Inspiration is all the Rage at Virtual Conferences
The American Society of Association Executives (ASAE) held its annual meeting virtually this week. I missed it but decided to ask participants on the executive committee which speakers they recommended leaders listen too. The two cited most frequently had recent TEDX talks – and they were of the “make me feel good, I can be better too,” type.
Both speakers discussed creativity, inspiration and how doing good is good for all of us. They created businesses out of what inspired them. Go watch and listen.
Too Much of Marketing is One-Way Communication
Duncan Wardle spent a couple of decades at Disney doing what sounded like one of most fun and challenging creative jobs on the planet – marketing its theme parks.
Wardle began by discussing how marketing and advertising campaigns are still talking at people not engaging with them. And then he told an iconic story about Walt Disney and how he became the customer experience leader before anyone knew it was a thing.
The year was 1940 and Disney wanted his new movie “Fantasia “to be the Christmas movie, an immersive, unforgettable experience in theaters that would wrap movie goers up in the company’s aura. Disney wanted to send heat into the theatres, to create winter wonderlands. But the movie theater owners turned him down saying the expense wasn’t worth it.
So Disney decided to take his characters outside of the screen and make them three dimensional beings with people playing the characters. Let’s create a different land, he said and kept saying over the next 15 years. In 1955 Disneyland opened in Anaheim, CA.
Wardle goes on to tell his own Disney stories.
Don’t Bury Your Dreams, Live Them
At the lowest point in his life, Ben Nemtin ask himself a very important question: "If anything was possible, what would I do?"
He raised the question with friends, and they came up with bucket list items like Kiss the Queen, Walk in Space, Play Basketball at the White House with Obama. It could have been just a bunch of guys making a wish list. But they decided to go on a road trip across Canada and for everything they crossed off their lists they pledged to make someone else’s dreams come true as well.

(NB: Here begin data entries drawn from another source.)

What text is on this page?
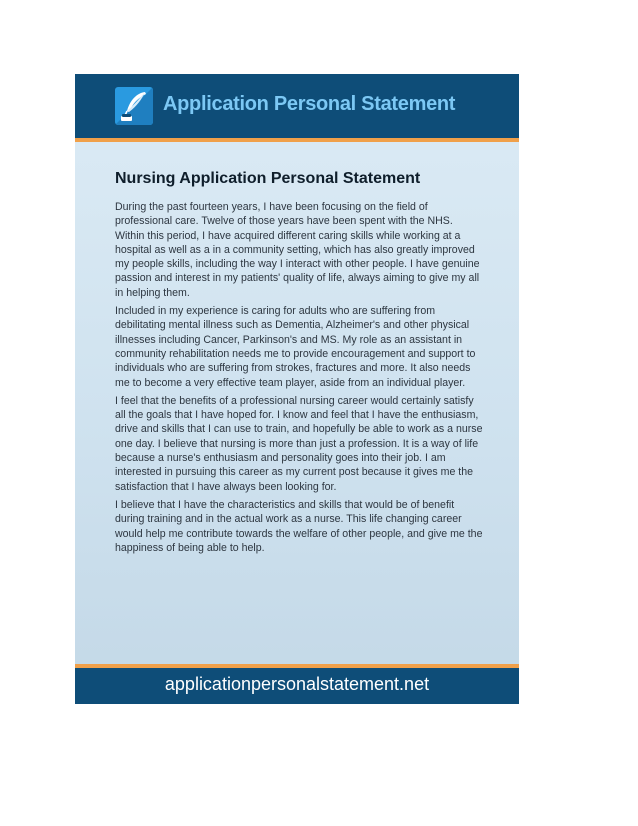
Application Personal Statement
Nursing Application Personal Statement

During the past fourteen years, I have been focusing on the field of professional care. Twelve of those years have been spent with the NHS. Within this period, I have acquired different caring skills while working at a hospital as well as a in a community setting, which has also greatly improved my people skills, including the way I interact with other people. I have genuine passion and interest in my patients' quality of life, always aiming to give my all in helping them.

Included in my experience is caring for adults who are suffering from debilitating mental illness such as Dementia, Alzheimer's and other physical illnesses including Cancer, Parkinson's and MS. My role as an assistant in community rehabilitation needs me to provide encouragement and support to individuals who are suffering from strokes, fractures and more. It also needs me to become a very effective team player, aside from an individual player.

I feel that the benefits of a professional nursing career would certainly satisfy all the goals that I have hoped for. I know and feel that I have the enthusiasm, drive and skills that I can use to train, and hopefully be able to work as a nurse one day. I believe that nursing is more than just a profession. It is a way of life because a nurse's enthusiasm and personality goes into their job. I am interested in pursuing this career as my current post because it gives me the satisfaction that I have always been looking for.

I believe that I have the characteristics and skills that would be of benefit during training and in the actual work as a nurse. This life changing career would help me contribute towards the welfare of other people, and give me the happiness of being able to help.

applicationpersonalstatement.net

As they talked, they came to an understanding that each of them buried what they really wanted, what they dreamed about, because life got in the way. So, they created the “Buried List,” those incredible moments that would give their lives more meaning if they could find the time to make them happen.
The friends spent a couple of weeks on the road trying to check items off their “Buried List.” One of the young men wanted to be a medieval knight for a day and walked around a town doing what he assumed a knight would do. A little boy came up to him holding a plastic sword and he knighted him. A photographer happened to be close by and his picture made the front page of the newspaper. That’s how his company got started.
As a way to give back, they helped Brent, a homeless man who had begun to turn his life around and start a business, deal with the fact that his delivery truck had died and he could no longer work. They went out to a local used car lot and convinced the owner to sell them a truck for $500 to get his business going again.